9. Statute of limitations


Claims against us from breaches of contractual obligation for which we are responsible and are not subject to claims based on defects shall be subject to a limitation period of one year. The statutory provisions apply for the start of the limitation period. Mandatory statutory limitation rules, e.g. liability for intentional and gross negligence, for the violation of life, body or health, violation of essential contractual obligations, liability under the Product Liability Act and the regulations on the purchase of consumer goods. The limitation period for claims for defects shall be determined according to section 7 e) of these conditions of sale.


 

10. Intellectual Property Rights / Trademarks / Advertising


When using our goods, the buyer must take into account all existing industrial property rights (in particular, trademarks and patents). Product names and, in particular, trademarks, in which we are entitled to exclusive rights to protection or to use or which are left to us for use, may only be used with our express written consent in connection with the products manufactured by the buyer. Notices of the buyer on business relations with us for advertising purposes require our explicit written consent.


 

11. Security


If our goods fall under the Hazardous Substances Ordinance, the buyer is obligated to observe our product-specific safety data sheet during storage and processing, or in case of resale of the goods to transmit the data corresponding to the purchaser.
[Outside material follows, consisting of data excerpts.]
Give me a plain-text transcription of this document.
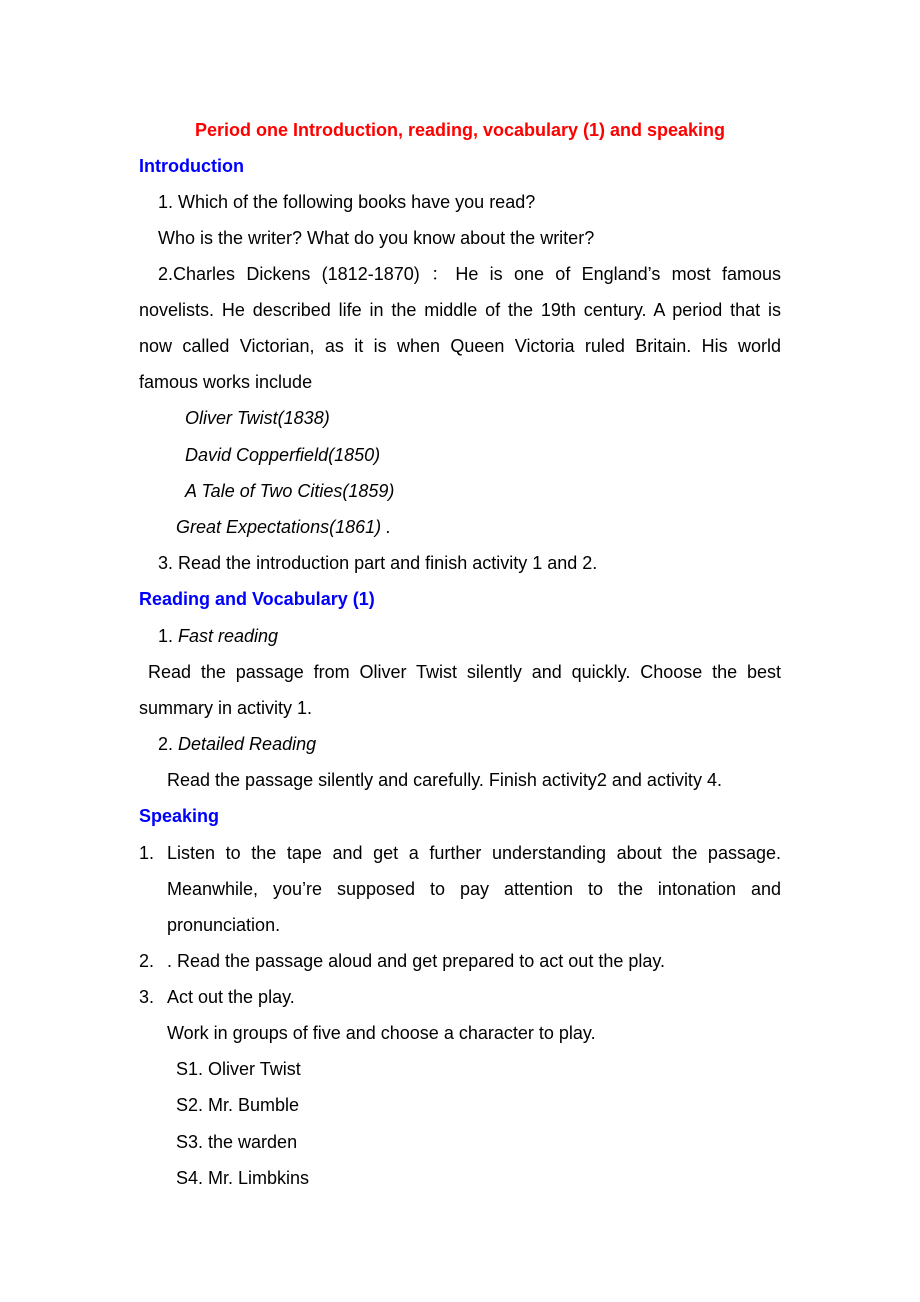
Period one Introduction, reading, vocabulary (1) and speaking
Introduction
1. Which of the following books have you read?
Who is the writer? What do you know about the writer?
2.Charles Dickens (1812-1870) ：He is one of England’s most famous
novelists. He described life in the middle of the 19th century. A period that is
now called Victorian, as it is when Queen Victoria ruled Britain. His world
famous works include
Oliver Twist(1838)
David Copperfield(1850)
A Tale of Two Cities(1859)
Great Expectations(1861) .
3. Read the introduction part and finish activity 1 and 2.
Reading and Vocabulary (1)
1. Fast reading
Read the passage from Oliver Twist silently and quickly. Choose the best
summary in activity 1.
2. Detailed Reading
Read the passage silently and carefully. Finish activity2 and activity 4.
Speaking
1. Listen to the tape and get a further understanding about the passage.
Meanwhile, you’re supposed to pay attention to the intonation and
pronunciation.
2. . Read the passage aloud and get prepared to act out the play.
3. Act out the play.
Work in groups of five and choose a character to play.
S1. Oliver Twist
S2. Mr. Bumble
S3. the warden
S4. Mr. Limbkins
Latest safety data sheets are available from us. Insofar as the goods delivered by us are classified as dangerous goods, they may be stored and transported only in the approved packaging and transport means as well as with the mandatory labeling.

 

12. General provisions


a)   Should any provision of these terms and conditions be or become invalid, this shall not affect the validity of the other provisions of these terms and conditions and of the contract.


b)   The law of the Federal Republic of Germany shall apply exclusively. The applicability of the UN purchase law is excluded.


c)   The place of performance for our delivery obligations is the place from which delivery takes place.


d)   If the buyer is a merchant, jurisdiction is at our place of business; however, we are also entitled to sue the buyer at his place of business or in the case of natural persons at his place of residence. This also applies to documentary, bill of exchange and check processes.